Le prix des médicaments baisserait-il s'ils étaient vendus en grande surface? Rien n'est moins sûr si l'on en croit une enquête de l'association de Familles rurales sur les tests de grossesse, autorisés à la vente en grande surface depuis mi mars. Ils ne sont «pas systématiquement moins chers» en grande surface qu'en pharmacie, constate l'association qui a enquêté dans 130 points de vente: pharmacies en ville et sur Internet, hyper et supermarchés.

40 centimes d'écart pour les tests bon marchés

Pour les tests les moins chers, à base de bandelettes, l'écart de prix, d'un lieu de vente à l'autre, est inférieur à 40 centimes. En hypermarché, les tests de grossesse à bas prix sont vendus en moyenne 59 centimes. Ils sont un peu plus chers dans les supermarchés et dans les officines où ils sont commercialisés 89 centimes en moyenne. Sur Internet, le prix est un peu plus élevé puisqu'on ne trouve rien à moins de 98 centimes. Mais, les tests bon marchés sont vendus partout à moins de un euro, résume Familles rurales.

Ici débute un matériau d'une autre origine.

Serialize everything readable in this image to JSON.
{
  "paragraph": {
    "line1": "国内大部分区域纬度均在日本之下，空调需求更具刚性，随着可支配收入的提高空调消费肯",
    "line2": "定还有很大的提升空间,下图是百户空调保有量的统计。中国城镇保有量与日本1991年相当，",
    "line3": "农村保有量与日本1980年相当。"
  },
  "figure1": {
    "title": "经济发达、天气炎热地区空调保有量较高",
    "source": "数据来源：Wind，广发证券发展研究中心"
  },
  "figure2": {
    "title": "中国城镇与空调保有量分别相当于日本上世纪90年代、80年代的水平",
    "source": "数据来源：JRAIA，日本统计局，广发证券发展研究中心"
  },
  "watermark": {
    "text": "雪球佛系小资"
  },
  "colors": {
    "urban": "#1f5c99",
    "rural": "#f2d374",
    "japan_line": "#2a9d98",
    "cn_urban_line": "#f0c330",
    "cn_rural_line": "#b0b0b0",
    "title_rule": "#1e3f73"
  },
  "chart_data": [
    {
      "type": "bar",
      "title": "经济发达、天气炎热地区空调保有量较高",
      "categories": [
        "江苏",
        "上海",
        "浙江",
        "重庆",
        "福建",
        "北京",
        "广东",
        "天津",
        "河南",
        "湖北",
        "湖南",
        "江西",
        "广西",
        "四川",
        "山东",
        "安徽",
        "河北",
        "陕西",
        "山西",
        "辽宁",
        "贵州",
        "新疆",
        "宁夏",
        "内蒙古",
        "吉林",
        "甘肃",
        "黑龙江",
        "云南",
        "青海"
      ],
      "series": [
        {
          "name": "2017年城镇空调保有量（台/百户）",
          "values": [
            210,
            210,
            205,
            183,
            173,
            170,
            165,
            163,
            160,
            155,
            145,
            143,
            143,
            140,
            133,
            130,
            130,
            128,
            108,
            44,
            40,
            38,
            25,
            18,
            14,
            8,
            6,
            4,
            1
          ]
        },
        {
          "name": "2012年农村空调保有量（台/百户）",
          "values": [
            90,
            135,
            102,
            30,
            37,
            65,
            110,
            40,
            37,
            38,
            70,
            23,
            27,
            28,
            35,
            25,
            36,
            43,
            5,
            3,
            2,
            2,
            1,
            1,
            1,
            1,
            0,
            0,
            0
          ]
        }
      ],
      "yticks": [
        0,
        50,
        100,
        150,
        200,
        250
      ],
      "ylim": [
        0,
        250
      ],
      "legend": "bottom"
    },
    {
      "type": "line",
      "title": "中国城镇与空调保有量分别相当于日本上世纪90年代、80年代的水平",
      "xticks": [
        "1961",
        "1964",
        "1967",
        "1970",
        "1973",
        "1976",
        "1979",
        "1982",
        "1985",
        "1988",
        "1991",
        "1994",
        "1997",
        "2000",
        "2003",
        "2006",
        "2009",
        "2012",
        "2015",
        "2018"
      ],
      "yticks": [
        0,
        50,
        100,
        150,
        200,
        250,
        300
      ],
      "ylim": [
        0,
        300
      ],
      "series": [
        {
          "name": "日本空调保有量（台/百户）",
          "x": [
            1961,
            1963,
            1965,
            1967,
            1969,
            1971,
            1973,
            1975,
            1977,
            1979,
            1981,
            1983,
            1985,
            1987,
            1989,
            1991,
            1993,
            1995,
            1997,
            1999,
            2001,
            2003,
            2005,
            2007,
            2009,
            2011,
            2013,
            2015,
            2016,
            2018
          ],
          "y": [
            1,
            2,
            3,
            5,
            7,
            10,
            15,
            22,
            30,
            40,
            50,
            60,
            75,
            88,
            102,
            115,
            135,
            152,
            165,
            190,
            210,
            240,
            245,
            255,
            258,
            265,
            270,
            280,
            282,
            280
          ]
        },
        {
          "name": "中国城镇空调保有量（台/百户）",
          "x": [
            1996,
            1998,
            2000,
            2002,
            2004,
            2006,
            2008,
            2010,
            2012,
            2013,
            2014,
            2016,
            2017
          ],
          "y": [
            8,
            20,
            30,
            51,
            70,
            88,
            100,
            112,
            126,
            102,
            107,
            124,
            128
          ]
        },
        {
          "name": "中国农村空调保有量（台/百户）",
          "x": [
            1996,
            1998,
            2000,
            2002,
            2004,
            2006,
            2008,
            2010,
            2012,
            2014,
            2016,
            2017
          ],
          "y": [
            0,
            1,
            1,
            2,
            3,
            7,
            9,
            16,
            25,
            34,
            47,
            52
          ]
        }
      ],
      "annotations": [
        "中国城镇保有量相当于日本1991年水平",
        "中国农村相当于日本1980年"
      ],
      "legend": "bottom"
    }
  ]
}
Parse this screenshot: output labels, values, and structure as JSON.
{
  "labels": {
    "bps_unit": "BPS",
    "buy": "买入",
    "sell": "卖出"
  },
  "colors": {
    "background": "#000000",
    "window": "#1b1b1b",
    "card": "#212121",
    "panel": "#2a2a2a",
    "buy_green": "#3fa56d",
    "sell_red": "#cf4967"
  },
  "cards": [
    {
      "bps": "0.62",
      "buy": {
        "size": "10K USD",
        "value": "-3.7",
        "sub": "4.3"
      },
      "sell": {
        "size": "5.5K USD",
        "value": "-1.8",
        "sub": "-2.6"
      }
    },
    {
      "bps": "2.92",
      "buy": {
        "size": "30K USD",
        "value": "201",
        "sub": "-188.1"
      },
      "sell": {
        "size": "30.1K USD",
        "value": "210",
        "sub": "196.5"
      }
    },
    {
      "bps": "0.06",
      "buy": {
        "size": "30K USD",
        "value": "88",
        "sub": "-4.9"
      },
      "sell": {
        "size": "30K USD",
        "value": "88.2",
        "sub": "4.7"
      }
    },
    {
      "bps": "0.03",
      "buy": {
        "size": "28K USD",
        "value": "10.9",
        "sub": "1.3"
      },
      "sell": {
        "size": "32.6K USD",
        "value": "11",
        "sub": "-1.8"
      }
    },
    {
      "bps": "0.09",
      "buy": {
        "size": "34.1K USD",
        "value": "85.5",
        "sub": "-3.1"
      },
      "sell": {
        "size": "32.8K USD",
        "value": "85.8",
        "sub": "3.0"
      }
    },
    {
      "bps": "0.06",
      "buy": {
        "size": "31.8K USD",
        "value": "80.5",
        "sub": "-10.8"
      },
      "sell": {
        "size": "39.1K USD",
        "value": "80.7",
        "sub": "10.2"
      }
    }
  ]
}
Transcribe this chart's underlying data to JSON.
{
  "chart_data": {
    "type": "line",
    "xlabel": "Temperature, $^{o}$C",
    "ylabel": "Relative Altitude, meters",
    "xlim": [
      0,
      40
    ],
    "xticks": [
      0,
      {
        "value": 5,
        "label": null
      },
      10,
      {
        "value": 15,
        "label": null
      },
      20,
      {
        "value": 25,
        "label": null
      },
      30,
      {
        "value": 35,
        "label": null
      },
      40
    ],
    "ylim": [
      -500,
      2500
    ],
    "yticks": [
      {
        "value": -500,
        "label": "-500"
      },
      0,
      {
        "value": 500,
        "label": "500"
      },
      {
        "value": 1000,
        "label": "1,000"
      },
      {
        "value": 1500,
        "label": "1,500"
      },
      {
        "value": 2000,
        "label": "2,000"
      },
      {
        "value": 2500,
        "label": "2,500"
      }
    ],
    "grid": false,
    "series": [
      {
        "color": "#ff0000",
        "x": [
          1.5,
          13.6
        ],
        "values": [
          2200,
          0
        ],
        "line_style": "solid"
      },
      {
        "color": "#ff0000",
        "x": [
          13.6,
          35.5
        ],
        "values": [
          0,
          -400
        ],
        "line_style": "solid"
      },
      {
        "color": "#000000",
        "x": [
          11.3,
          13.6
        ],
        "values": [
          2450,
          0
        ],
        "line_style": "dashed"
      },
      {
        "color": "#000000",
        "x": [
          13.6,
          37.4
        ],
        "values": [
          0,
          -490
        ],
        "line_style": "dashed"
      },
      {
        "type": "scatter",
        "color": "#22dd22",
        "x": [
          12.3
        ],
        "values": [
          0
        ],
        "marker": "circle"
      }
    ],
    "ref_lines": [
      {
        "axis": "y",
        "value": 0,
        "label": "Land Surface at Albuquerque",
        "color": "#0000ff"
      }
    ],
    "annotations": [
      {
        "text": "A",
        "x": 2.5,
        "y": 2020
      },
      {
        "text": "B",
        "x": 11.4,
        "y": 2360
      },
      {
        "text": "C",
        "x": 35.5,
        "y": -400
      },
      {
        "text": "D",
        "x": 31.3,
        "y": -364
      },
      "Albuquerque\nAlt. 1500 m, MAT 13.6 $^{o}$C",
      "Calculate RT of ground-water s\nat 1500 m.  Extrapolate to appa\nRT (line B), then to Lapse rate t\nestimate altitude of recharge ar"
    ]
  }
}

La comparaison se limite toutefois aux tests les plus simples (bandelette ou stylo). La plupart des grandes surfaces proposent en effet un nombre limité de tests, deux au plus en général, note l'association. Les pharmacies «offrent un meilleur choix» en proposant «davantage de références». Les officines proposent, en particulier des tests de grossesse sophistiqués à lecture digitale. Mais, sur ce créneau où elles ne sont pas confrontées à la concurrence des hyper et des supermarchés, les officines, qu'ils s'agissent des magasins ou des sites en ligne, sont loin d'avoir des prix similaires. Le test Clearblue digital de P&G (Procter & Gamble) montre «un écart de prix assez ahurissant» entre pharmacies, de 5,40 à 14,50 euros, relève ainsi Chantal Jeannet, vice-présidente de Familles rurales.